In the last four years since the depths of the 2008/9 credit crisis, we have rallied over 200% in the S&P 500.
According to the great research shop Bespoke Investment Group this bull market is now the fourth oldest bull market on record:
Although there is nothing saying that we aren’t going to rally for another couple of years like we did in 1949, 1974 and 1987, I just don’t get how you can get more bullish as this bull market extends itself in both price and time.
I would suggest that although you should avoid the perma-bears that are constantly calling for the end of the world, the fact that we have been rallying for so long should neither give you comfort to follow the recently hot handed perma-bulls.
Contrary to the natural human tendency to be more confident of something when everyone else is doing it, the fact that stock prices have risen so much actually increases your risk. Buying the S&P 500 today at 2,000 when the crowd is all too quick to confirm the wisdom of your purchase, is much more risky than buying it four years ago at under 700, when that same crowd was convinced the financial system was collapsing into the abyss.
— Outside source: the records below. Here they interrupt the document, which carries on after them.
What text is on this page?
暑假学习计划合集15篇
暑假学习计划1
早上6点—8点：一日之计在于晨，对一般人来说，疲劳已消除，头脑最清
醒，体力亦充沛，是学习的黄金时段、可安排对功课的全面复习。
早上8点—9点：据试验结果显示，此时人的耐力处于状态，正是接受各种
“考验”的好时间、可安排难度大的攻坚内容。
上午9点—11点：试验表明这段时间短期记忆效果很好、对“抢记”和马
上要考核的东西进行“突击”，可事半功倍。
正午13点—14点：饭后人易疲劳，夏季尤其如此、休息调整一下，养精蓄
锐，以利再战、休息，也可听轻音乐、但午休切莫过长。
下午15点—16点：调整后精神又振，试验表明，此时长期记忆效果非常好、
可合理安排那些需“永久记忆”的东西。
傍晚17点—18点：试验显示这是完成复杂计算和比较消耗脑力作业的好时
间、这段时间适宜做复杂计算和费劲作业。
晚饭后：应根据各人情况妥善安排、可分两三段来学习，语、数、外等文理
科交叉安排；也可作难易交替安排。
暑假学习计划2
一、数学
There is no doubt that I have been early and wrong in my bearishness. But I refuse to find solace in the fact that stocks seem impervious to bad news. We all know the famous Wall Street axiom that stocks love to climb a wall of worry. However, there is no “wall of worry.” Those of bearish persuasion have largely become extinct.
This is no “wall of worry” but instead of an ocean of complacency. As we drift along and the good weather emboldens the masses, you should not take comfort in the absence of storm clouds. And as we get farther and farther away from the shores of fundamental value, you should be more and more concerned.
When you see the bulls openly mocking the bears, you need to remember that the Market Gods always punish those that are most “sure” of their position.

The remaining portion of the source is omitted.